Traditional Wage and Hour Compliance Is Critical
The advance payment of wages through EWA must comply with state and federal wage and hour laws, and implementation of an EWA program requires careful attention to compliance with traditional wage and hour legal requirements. New Jersey, in particular, has one of the strongest wage theft laws in the country; employees are entitled to treble damages if they are not paid their full wages.
Recordkeeping is critical to ensure that when pay is accessed prior to pay day, employees are still paid properly for all hours worked by the end of the pay period. This means ensuring that there are no fees or other charges to the employee that would reduce their pay below minimum wage or otherwise constitute an unlawful wage deduction.
Employers should partner with an EWA provider that is experienced in the area to mitigate against these wage and hour compliance issues.
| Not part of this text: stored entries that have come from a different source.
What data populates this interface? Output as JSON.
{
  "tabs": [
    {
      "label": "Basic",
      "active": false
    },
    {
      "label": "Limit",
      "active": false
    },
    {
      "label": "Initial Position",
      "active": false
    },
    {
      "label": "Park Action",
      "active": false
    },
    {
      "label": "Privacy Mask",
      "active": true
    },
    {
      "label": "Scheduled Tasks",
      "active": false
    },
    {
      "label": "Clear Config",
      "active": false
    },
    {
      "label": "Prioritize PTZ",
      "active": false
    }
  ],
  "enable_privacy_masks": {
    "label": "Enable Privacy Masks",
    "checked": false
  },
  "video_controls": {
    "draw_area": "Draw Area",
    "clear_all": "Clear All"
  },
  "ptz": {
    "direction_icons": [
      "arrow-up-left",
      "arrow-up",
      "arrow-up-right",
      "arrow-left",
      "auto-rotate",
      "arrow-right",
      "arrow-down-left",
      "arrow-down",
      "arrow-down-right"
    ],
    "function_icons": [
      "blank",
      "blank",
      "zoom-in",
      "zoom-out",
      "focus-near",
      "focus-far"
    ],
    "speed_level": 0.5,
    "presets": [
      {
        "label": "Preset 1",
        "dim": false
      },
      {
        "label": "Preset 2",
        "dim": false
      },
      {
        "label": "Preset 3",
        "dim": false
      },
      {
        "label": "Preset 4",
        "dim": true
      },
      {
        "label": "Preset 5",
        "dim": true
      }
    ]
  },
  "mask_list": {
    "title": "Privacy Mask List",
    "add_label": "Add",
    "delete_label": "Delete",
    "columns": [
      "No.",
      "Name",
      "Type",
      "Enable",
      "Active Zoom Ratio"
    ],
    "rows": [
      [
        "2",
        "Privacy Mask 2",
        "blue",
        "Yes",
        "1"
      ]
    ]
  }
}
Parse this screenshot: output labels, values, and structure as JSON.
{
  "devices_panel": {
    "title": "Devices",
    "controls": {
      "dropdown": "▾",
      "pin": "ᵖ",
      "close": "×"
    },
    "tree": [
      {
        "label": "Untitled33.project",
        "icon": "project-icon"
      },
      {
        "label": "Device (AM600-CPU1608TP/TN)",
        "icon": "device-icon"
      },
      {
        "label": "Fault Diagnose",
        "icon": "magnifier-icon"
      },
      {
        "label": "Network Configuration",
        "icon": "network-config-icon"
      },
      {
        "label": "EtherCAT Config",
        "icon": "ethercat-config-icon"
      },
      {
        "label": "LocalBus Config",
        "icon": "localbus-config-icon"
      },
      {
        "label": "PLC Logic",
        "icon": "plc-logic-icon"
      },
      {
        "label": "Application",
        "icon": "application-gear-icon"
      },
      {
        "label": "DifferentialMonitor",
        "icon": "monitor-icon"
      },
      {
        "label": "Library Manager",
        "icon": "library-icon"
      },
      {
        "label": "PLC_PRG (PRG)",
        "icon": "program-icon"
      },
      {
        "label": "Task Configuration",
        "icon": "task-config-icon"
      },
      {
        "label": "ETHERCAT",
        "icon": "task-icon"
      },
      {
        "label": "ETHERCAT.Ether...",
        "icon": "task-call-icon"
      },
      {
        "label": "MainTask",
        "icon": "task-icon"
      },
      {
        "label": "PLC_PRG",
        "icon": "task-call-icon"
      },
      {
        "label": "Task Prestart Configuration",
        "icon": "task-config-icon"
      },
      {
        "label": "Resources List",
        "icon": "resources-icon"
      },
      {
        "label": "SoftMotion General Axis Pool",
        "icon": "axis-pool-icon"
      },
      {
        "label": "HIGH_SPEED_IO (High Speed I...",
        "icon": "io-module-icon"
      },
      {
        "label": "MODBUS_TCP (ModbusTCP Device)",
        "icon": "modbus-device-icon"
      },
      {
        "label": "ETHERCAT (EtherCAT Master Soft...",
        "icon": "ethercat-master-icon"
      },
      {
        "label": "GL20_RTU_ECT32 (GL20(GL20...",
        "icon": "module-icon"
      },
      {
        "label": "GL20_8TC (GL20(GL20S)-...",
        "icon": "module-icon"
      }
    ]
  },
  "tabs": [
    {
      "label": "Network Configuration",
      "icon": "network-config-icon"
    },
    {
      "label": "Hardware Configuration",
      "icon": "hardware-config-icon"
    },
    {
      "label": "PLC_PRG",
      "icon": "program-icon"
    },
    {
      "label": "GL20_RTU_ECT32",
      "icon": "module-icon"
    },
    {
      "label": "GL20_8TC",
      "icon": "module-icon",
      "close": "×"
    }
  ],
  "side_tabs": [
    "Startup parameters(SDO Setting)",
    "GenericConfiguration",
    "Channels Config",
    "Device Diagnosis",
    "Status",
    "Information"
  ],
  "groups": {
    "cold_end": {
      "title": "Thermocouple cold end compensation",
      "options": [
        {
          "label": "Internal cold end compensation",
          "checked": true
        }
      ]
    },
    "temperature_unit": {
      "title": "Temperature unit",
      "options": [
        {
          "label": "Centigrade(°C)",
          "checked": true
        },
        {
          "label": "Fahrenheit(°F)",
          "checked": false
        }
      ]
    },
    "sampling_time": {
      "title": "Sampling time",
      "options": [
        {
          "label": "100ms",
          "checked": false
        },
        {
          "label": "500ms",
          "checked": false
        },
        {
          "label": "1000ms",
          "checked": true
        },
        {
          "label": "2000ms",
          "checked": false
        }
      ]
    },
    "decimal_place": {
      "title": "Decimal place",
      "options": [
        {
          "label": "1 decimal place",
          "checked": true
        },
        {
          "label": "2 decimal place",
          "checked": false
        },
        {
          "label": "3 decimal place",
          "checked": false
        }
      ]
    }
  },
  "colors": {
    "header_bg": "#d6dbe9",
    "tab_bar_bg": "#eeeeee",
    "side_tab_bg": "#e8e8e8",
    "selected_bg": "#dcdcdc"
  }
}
Employers need to make sure they understand how the early wages are paid and how the program works before entering a contract with an EWA provider. The contract should also clearly identify the EWA provider’s responsibilities and include an indemnification clause should there be a payroll error.
The concept of EWA raises many questions for employers when it comes to employer-side taxes. When is the actual date of payment for employment tax withholding, depositing and reporting purposes? Wages are considered paid when they are actually or constructively received by the employee. There is an argument that each time an employee accesses wages through an EWA program, they are in constructive receipt of the wages, and payroll taxes should be withheld and paid at that time rather than at the end of the pay period when the balance of pay is issued on the traditional pay day.
Last year, in its General Explanations of the Administration’s Fiscal Year 2023 Revenue Proposals, the Department of the Treasury issued several proposals to modify the Internal Revenue Code to address these unique tax issues presented by EWA programs. The proposal would:
- Add a definition of on-demand pay arrangements into the law
- Provide that the payroll period for EWA arrangements be treated as a weekly payroll period, even if employees have access to their wages during the week
- Clarify that on-demand pay arrangements are not loans
- Provide special payroll deposit rules for EWA arrangements
As EWA continues to be more widely used, legislation is likely on both the state and federal level to address various tax-related issues, including the interplay between on-demand pay and the constructive receipt doctrine. CPAs should follow these proposals to ensure that they are able to advise their clients or company appropriately about these significant issues.